As the U.S. presidential election approaches, the role that the news media play in public life is especially conspicuous. For better or worse, the events of the Romney and Obama campaigns are reported almost minute by minute in the media.  Researchers in the future will mine this “first rough draft of history” for insights on the politics of our time. 

CRL’s newspaper collections have been, and remain, an important source for historians.  Our commitment to ensuring the future accessibility of the journalistic record is firm and longstanding. However, the way news content is sourced, maintained, and distributed has changed radically.  The Internet has essentially “re-routed the supply chain” for news: websites, online broadcast, blogs, and social media like YouTube and Twitter provide channels for news reporting that did not exist two decades ago.  These developments have rendered the existing models for news preservation, rooted in the microform age, obsolete.

Therefore CRL’s strategy for ensuring access to the record of news coverage is evolving.  We at CRL believe that the news media organizations and the news aggregators will play critical roles in the preservation of this record.  We have therefore begun to explore with a few large aggregators the possibility of providing end-to-end coverage of news to researchers at CRL libraries. By “end to end,” we mean both historic and current news content, digitized newspapers as well as born-digital news content.  Many CRL libraries have purchased a number of the historical databases, and subscribe to current databases, from NewsBank/Readex and ProQuestWe are now discussing with those publishers terms for CRL-wide coverage of the major news databases. 

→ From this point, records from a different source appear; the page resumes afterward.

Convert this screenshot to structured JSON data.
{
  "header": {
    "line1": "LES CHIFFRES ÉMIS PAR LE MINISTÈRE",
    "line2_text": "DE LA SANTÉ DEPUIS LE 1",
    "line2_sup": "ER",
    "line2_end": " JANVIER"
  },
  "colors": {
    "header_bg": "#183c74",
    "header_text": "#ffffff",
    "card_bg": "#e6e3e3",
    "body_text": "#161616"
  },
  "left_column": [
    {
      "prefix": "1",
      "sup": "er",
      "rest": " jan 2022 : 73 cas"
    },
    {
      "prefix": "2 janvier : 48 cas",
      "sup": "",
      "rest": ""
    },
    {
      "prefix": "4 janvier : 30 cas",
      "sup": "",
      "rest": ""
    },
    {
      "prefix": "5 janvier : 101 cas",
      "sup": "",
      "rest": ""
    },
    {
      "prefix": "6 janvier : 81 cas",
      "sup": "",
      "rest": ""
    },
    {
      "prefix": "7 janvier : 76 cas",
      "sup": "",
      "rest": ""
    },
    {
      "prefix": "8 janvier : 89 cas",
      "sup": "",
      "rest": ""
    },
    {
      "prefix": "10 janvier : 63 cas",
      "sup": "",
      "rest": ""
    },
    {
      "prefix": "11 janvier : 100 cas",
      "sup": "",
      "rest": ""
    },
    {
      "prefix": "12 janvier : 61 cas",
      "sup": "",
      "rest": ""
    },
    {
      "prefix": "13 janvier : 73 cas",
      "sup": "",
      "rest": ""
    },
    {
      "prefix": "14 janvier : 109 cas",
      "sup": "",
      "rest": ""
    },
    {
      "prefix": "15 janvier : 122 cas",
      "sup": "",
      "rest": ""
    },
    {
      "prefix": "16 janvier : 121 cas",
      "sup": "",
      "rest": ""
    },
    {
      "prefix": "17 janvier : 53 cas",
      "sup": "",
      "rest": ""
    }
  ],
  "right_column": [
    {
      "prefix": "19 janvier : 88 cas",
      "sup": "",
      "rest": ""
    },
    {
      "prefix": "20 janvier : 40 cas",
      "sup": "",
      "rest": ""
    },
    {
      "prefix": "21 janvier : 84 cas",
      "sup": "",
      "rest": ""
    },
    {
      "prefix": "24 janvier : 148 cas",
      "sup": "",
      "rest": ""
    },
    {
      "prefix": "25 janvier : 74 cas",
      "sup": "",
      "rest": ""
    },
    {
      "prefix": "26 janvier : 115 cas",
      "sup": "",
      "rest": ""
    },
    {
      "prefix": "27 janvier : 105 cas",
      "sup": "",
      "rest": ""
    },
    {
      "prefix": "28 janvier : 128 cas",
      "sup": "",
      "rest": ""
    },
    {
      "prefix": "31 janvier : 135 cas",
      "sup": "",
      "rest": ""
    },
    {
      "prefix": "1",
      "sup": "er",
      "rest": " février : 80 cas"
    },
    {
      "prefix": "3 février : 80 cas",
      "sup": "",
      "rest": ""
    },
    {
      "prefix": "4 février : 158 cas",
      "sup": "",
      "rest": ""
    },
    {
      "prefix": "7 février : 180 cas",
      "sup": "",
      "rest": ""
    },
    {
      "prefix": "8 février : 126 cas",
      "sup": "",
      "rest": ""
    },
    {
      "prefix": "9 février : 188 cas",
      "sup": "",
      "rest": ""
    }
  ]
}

We want to achieve two things.  First, we want researchers at CRL institutions to have electronic access to more newspapers and news content.  And this needs to be affordable in a time of stressed library budgets. 

Second, we want to improve the terms upon which publishers make electronic news content available.  This means not just lower prices but better features and functionality, like text mining and analysis capabilities, credible archiving, exposure of metadata, and so forth.

We believe that CRL libraries, acting together through CRL and in concert with our partners the Canadian Research Knowledge Network and JISC Collections, can achieve these aims.  We will soon report to you further on this effort. 

Meanwhile, please know that we are working hard to ensure access for your constituents to the primary evidence and documentation critical to advanced research.  Many thanks for your continued support, and for participating in CRL.